2. Much of what your kids eat is potato chips and ice cream cones or other between meal snacks that are not covered by the meal plan.
3. If you should become ill, you may have to skip meals and you don't get a refund for unused meals.
4. You might intend to go to all the exotic expensive Epcot restaurants but because of long waiting lines you end up going to the cheaper fast food stands.
More Disney World advice
Keep Children from Breaking Toys (May '98)
Christmas gifts should be addressed to both a parent and the child. This way the child must understand that the parent has half ownership of every gift. Every now and then the parent will formally ask to take the toy at bedtime or just before the child leaves for school "because it is Daddy's or Mommy's turn to play with it". In reality the parent has more important things to do than play with the toy so the only thing the parent does is inspect it for damage. If damage is discovered, it is not pointed out when the toy is taken away but rather when the toy is about to be given back to the child the next morning or after school. The parent asks the child casually what happened to the toy and does not give it back. The parent tells the child the toy has to be fixed. If the fix is easy to do the parent can ask the child to "help fix it" and they both fix it together. If the damage is too complicated for the child to help fix, the toy is not given back and instead is stored away from the child for at least a few days. Most of the time minor damage will be caught before it gets out of hand.
Several years ago Ann Landers (who has a newspaper column similar to Dear Abby) published a book, "Truth is Stranger". One of her responses to a letter from a parent with a cranky child went something like, "Write to me when you find out who is boss".
I was on an airplane when a lady next to me was dealing with her fussy toddler. The child kept whining for a glass of milk and kept kicking the seat in front. The mother offered the child a handful of peanuts and the child swatted the outstretched hand, sending the peanuts all over the floor.
How many times all across the land did a child swat the hand holding a glass of milk, and now Mom has to clean it up and miss her bus and be late to work? Or maybe it was the last spoonful of cough syrup that was splashed onto the wall. It hurts me to even think of things like this.
Yes, the child's grabbing paw is a nationwide menace!
Anyway I ended up talking to the frustrated mother sitting next to me on the airplane. She admitted that spills of that type happened at home. I suggested that she speak in a soft voice that she was going to count slowly to twenty (or maybe ten if the child can't also count that high). She would have to say that she will specifically not give the child any milk unless the child sat perfectly still and quiet while she counted. If the child did not sit still, the parent would re-explain the rule slowly and softly and then start counting from one again.

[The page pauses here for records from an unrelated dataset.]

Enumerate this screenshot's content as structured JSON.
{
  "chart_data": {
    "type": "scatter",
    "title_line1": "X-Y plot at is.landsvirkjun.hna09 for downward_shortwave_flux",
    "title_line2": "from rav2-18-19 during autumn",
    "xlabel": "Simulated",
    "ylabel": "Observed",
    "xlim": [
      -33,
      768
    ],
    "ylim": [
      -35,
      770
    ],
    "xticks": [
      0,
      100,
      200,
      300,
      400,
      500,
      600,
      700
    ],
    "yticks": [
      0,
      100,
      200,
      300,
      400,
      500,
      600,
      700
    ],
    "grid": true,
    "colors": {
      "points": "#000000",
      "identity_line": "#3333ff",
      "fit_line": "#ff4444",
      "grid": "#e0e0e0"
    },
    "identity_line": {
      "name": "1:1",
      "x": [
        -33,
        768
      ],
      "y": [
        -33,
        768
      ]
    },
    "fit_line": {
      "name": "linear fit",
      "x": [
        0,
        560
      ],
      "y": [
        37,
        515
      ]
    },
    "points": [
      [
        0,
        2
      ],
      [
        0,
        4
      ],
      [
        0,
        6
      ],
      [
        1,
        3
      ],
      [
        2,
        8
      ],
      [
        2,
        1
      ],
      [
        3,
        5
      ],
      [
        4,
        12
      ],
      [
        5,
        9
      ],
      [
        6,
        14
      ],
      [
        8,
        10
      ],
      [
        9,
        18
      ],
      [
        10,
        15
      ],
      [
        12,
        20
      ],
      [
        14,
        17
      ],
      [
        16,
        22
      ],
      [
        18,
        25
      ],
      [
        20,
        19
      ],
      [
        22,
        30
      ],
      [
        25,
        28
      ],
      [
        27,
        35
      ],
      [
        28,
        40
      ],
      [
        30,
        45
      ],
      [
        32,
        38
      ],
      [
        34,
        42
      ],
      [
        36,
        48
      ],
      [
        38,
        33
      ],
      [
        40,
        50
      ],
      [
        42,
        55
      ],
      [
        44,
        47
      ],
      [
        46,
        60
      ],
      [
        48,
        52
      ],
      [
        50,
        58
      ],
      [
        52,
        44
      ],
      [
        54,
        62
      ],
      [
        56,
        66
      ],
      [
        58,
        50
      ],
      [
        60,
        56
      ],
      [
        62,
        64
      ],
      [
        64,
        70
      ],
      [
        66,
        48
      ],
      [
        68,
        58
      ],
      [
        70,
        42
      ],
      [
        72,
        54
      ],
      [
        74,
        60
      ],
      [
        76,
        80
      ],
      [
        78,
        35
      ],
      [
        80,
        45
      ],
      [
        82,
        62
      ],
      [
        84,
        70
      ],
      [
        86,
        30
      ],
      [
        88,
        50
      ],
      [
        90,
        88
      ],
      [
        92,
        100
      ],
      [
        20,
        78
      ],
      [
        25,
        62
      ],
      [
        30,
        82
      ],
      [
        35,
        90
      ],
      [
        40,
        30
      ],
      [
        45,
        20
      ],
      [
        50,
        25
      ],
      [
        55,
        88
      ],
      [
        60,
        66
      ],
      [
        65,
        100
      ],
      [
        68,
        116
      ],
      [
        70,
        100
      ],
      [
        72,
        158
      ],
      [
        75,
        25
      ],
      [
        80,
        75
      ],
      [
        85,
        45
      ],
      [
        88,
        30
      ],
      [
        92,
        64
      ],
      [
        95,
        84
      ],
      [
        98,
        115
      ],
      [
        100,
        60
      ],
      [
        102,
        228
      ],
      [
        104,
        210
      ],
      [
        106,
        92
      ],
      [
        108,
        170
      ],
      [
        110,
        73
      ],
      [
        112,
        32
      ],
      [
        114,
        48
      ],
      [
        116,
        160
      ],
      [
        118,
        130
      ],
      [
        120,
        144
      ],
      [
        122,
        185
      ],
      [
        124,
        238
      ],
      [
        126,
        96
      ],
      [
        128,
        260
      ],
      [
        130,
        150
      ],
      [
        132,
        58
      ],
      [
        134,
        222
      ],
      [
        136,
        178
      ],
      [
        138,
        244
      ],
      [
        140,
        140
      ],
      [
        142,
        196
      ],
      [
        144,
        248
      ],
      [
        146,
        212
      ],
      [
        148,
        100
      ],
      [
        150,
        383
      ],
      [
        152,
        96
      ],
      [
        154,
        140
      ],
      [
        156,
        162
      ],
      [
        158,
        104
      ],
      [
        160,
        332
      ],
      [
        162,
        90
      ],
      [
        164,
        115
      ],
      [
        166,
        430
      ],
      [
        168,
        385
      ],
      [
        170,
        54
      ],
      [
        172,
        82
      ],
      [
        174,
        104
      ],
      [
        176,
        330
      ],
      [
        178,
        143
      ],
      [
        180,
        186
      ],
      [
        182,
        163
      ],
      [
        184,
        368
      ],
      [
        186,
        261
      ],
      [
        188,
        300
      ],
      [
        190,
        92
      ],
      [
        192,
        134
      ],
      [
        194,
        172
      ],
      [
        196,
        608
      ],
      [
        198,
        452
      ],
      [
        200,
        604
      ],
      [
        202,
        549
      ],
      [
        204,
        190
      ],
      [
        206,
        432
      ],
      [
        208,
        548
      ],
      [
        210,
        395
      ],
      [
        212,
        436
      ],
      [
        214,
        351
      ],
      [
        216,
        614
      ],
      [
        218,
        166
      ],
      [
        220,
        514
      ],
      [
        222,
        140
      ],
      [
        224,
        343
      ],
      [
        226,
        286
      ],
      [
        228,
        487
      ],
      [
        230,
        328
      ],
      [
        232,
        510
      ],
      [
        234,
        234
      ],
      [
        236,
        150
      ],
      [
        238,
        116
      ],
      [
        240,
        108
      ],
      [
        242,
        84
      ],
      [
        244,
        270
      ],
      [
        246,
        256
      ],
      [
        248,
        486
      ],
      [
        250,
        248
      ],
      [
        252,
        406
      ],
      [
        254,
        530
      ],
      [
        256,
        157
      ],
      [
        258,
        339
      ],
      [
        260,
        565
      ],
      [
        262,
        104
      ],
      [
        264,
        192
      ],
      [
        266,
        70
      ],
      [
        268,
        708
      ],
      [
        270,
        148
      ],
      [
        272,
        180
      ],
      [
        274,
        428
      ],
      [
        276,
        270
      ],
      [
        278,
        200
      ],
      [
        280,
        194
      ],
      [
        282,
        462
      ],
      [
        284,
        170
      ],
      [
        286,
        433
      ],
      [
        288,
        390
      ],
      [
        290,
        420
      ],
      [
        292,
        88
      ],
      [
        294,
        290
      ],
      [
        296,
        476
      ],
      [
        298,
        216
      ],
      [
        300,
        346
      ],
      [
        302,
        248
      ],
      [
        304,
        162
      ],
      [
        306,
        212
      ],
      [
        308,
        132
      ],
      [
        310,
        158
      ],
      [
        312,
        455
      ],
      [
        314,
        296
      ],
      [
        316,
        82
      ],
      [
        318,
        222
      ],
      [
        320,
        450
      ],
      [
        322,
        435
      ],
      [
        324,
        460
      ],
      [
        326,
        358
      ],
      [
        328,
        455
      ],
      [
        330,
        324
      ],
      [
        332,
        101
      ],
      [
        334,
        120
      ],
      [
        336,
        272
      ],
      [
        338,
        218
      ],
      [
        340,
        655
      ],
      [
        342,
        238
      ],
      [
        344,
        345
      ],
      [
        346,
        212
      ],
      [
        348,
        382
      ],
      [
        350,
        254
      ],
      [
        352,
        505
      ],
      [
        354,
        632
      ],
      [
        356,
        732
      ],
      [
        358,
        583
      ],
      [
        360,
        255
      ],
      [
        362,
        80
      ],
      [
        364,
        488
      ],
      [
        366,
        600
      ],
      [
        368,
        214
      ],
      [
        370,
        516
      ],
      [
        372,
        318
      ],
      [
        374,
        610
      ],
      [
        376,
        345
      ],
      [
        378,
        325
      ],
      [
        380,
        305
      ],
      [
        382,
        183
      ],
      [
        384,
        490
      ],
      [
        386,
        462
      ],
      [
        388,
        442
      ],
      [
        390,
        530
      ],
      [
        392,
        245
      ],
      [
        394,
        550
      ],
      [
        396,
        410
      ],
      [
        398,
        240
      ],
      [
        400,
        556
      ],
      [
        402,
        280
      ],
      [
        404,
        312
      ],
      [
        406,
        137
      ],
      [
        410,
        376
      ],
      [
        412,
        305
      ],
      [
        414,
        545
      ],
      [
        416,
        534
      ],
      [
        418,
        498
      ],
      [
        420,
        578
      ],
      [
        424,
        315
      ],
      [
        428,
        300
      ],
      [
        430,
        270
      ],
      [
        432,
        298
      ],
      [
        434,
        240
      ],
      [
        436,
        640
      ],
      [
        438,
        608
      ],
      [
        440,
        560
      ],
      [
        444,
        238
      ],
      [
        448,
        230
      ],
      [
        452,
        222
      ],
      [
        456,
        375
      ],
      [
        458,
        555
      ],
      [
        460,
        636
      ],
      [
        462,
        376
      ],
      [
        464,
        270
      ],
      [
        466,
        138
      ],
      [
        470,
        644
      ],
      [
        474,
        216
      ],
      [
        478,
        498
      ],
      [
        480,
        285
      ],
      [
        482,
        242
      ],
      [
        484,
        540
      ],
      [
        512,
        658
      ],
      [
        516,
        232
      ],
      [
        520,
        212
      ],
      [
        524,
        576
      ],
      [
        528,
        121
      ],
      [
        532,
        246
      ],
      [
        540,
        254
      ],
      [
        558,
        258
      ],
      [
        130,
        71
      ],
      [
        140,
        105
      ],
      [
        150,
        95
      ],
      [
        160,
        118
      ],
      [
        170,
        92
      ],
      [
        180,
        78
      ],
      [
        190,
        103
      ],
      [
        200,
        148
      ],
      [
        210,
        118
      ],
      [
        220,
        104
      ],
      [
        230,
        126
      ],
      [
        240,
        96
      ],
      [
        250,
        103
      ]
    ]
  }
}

Note: The primary reason for not giving the child food or drink until he quiets down is to avoid spills.
It is a good idea to write what you are going to say as a script, so you can read it mechanically and slowly. Learn to chant and think of this as chanting.
"I will get you some milk but you are going to quiet down first. You are going to stop crying. You will stop kicking the seat in front of you. I will count to ten slowly and you will be quiet and keep still. If you move or say anything I will start over from one again". Repeat in a monotone voice over and over until the child quiets down or (if in flight) the airplane lands..
If Mom had to catch a bus and the child failed to quiet down in the time allotted, the child gets no milk until Mom returns home again. This applies only to children who are old enough to drink the milk from a glass; infants need different treatment in the form of more immediate feeding without the counting rule.
If possible I would insist that the child hold a glass of water without spilling while I counted. This will further reduce the chance of milk being spilled when it is finally given to the child.